Quali sono le maggiori difficoltà che un arbitro incontri nella direzione di una partita di calcio a 5, disciplina che tu arbitri?
“Le difficoltà maggiori nell’ arbitraggio del C5 sono il fatto che non ci sono tempi morti. Ne consegue che attenzione e concentrazione devono essere sempre al massimo, perché le ridotte misure del campo creano quasi sempre situazioni di contrasti/mischie e ci si deve sempre mettere nella condizione di vedere bene senza venire impallati nella visuale di gioco”.
Il cartellino verde, secondo te, aiuta gli arbitri nella gestione delle gare?
“L’introduzione del cartellino verde è stata, secondo me, una manna per noi arbitri perché come noi possiamo avere la giornata storta, ciò può succedere anche ai giocatori. Quindi se un giocatore non è nella serata giusta lo mandi a farsi la doccia e al suo posto gioca un suo compagno più sereno e tranquillo, senza pregiudicare/alterare gli equilibri in campo”.
L’ultima volta che hai pianto?
“Da alcuni anni a questa parte sono abbastanza emotivo e mi capita di piangere anche guardando un film. Ma immancabilmente mi scendono le lacrime quando, dopo una vacanza in Italia, riaccompagno mia figlia a riprendere l’aereo per tornarsene ad Edimburgo”.
Quali sono gli atteggiamenti delle squadre, nei confronti degli arbitri, che non tolleri?

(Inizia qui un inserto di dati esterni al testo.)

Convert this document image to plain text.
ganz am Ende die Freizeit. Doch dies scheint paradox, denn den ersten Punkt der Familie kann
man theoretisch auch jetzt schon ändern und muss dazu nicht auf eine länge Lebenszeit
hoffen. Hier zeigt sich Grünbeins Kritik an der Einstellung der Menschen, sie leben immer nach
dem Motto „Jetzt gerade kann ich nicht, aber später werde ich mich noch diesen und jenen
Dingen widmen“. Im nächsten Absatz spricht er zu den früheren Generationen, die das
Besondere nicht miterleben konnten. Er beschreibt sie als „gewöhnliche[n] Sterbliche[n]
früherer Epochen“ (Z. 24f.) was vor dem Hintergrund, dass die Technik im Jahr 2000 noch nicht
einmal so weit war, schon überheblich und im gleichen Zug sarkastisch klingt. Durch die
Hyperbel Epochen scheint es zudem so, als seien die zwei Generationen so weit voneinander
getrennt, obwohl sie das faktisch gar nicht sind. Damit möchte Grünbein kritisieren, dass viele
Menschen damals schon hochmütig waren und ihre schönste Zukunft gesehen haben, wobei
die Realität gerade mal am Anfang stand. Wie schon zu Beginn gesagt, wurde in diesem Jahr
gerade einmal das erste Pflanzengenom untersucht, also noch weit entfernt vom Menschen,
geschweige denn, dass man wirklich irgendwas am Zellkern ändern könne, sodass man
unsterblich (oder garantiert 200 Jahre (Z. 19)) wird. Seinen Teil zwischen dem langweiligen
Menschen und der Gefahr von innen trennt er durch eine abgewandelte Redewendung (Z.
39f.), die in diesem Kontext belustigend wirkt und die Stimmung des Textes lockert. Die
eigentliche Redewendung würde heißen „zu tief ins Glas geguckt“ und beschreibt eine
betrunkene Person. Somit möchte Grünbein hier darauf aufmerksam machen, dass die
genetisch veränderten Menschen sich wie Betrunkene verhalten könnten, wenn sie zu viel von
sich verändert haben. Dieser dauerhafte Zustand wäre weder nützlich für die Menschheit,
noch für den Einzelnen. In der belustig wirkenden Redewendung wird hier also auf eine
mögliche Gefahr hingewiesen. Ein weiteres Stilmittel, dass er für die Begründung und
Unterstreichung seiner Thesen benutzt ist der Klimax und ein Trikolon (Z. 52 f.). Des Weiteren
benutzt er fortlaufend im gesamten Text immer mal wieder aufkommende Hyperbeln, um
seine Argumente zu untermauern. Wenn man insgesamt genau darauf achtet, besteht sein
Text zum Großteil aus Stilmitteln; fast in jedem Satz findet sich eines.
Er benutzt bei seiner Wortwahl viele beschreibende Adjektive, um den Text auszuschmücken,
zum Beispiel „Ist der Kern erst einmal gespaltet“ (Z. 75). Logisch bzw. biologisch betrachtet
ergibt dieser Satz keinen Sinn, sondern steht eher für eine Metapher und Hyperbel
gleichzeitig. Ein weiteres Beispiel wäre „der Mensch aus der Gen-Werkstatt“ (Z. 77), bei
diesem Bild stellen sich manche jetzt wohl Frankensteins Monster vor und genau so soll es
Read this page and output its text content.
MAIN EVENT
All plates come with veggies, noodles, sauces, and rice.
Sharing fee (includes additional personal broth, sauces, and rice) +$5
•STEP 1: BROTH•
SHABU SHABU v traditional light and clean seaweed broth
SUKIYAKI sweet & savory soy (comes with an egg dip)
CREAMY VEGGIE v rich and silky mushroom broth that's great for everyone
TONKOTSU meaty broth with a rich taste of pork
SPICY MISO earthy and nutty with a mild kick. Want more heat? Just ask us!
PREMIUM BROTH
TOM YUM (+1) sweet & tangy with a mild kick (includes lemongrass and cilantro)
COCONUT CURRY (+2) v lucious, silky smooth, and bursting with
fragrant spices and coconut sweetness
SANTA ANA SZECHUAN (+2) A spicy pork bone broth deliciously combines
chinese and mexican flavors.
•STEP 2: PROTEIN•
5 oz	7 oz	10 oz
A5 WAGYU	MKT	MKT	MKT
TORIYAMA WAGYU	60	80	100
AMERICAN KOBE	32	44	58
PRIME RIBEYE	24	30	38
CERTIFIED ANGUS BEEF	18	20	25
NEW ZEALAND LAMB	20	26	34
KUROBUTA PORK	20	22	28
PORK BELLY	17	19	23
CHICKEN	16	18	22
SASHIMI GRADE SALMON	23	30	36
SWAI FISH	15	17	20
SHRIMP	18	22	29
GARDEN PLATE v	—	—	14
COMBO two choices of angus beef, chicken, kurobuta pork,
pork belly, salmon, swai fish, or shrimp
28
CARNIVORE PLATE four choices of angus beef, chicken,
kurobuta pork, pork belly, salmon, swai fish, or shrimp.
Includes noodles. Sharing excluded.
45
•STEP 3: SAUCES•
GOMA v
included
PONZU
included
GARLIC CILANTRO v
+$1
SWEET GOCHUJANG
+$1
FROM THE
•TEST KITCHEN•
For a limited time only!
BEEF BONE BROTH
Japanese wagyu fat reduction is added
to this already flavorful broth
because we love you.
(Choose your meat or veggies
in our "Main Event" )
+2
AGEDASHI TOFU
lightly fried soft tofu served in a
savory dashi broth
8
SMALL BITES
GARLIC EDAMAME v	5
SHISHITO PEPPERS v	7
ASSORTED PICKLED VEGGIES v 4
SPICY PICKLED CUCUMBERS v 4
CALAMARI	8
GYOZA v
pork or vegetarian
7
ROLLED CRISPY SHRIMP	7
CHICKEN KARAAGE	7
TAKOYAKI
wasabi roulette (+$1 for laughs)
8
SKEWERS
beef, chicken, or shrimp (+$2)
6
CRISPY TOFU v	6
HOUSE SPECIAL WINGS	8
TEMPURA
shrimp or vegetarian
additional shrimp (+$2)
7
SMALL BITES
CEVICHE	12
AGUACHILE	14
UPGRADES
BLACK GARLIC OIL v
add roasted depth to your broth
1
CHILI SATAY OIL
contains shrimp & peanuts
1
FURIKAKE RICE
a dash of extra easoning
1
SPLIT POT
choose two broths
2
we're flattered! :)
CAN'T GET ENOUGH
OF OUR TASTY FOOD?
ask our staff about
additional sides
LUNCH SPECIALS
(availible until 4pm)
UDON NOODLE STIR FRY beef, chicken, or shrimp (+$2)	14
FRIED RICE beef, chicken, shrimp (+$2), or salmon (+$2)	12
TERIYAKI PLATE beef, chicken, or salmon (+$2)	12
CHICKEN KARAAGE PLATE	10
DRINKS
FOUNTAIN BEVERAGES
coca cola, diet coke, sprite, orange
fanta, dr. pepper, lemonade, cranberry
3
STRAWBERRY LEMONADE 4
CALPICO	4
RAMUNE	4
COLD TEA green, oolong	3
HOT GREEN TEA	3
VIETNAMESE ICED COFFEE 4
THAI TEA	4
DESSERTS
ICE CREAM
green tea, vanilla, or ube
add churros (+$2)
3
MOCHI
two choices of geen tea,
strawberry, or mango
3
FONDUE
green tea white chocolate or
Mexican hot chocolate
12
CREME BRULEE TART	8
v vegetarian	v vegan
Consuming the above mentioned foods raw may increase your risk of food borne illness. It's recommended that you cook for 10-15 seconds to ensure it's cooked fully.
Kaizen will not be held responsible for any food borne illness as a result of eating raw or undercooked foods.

“Delle squadre e dei giocatori non tollero le perdite di tempo, le simulazioni e gli atteggiamenti da protagonisti”.
C’è qualcuno a cui ti ispiri nello sport e nella vita?
“Nella vita mi ispiro all’ esempio e agli insegnamenti dei miei genitori, che non finirò mai di ringraziare! Nello sport, invece, il personaggio che adoravo da adolescente, tanto da aver la cameretta tappezzata coi suoi poster e articoli di giornale, era Bjorn Borg, il grande campione di tennis svedese che, pur non avendo dei “colpi” e un talento naturale eccelsi, con la sua volontà, tenacia, determinazione e facendo una vita “sana”, ha raggiunto vittorie importanti battendo avversari anche molto più talentuosi di lui.
Prima di arbitrare eri giocatore. Queste esperienze ti aiutano nella gestione della gara?
“Il fatto di essere stato giocatore mi ha senz’altro aiutato tantissimo nell’arbitrare; quando giocavo ero un gran “rompipalle” nei confronti degli arbitri, diciamo che avevo una discreta personalità. Adesso quindi, stando dall’altra parte, credo, modestamente, di riuscire a districare certe situazioni nel migliore dei modi e con molta meno fatica rispetto a quei colleghi che non hanno mai giocato”.